DLRG-Rettungspokal

Grundschulkinder aus Bochum messen sich beim Schwimmturnier

Hinein ins Wasser: Auch die Kinder der Wilbergschule aus Riemke (Bildmitte) nahmen am Rettungspokal der DLRG teil.

Hinein ins Wasser: Auch die Kinder der Wilbergschule aus Riemke (Bildmitte) nahmen am Rettungspokal der DLRG teil.

Foto: Gero Helm

Mitte/Grumme.   Im 35. DLRG-Rettungspokal treten zwölf Grundschulen gegeneinander an. Schüler wissen: Schwimmspaß und eigene Sicherheit liegen nah beieinander.

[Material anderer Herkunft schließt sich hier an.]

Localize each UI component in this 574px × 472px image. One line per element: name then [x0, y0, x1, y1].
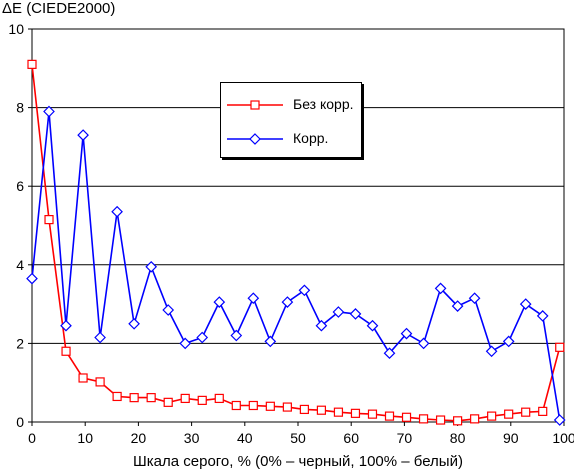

Erschöpft klettert Robin von der katholischen Weilenbrinkschule aus dem Schwimmbecken und schiebt sich die Taucherbrille aus dem Gesicht. „Ganz schön anstrengend“, findet der Grundschüler, aber: „Das Hindernisschwimmen macht richtig Spaß.“

Noch mit Badekappe auf dem Kopf geht es zur Stärkung ans Buffet. „Wir haben jeden Montag für das Turnier geübt, ich war echt aufgeregt“, sagt Mitschüler Otto. Im Team treten die Jungs gegen 13 weitere Mannschaften von insgesamt zwölf Bochumer Grundschulen im DLRG-Rettungspokal an.

Besondere Disziplinen

„Es ist cool, wie viele Kinder dabei sind“, findet Dimitrios von der Grummer Liboriusschule und guckt sich in der rappelvollen Halle um: Dicht gedrängt stehen dutzende Schüler am Beckenrand und feuern ihr Team beim Rückenschwimmen an. „Schwimmen macht nicht nur Spaß, sondern ist auch wichtig für die Sicherheit“, weiß der Neunjährige.

Torsten Kelle, Bezirksvorsitzender der DLRG, begleitet den Rettungspokal seit vielen Jahren. „Heute nehmen natürlich Schulen teil, die sich mit dem Thema Schwimmen beschäftigen, aber insgesamt ist die Schwimmfähigkeit der Schüler rückläufig“, sagt er.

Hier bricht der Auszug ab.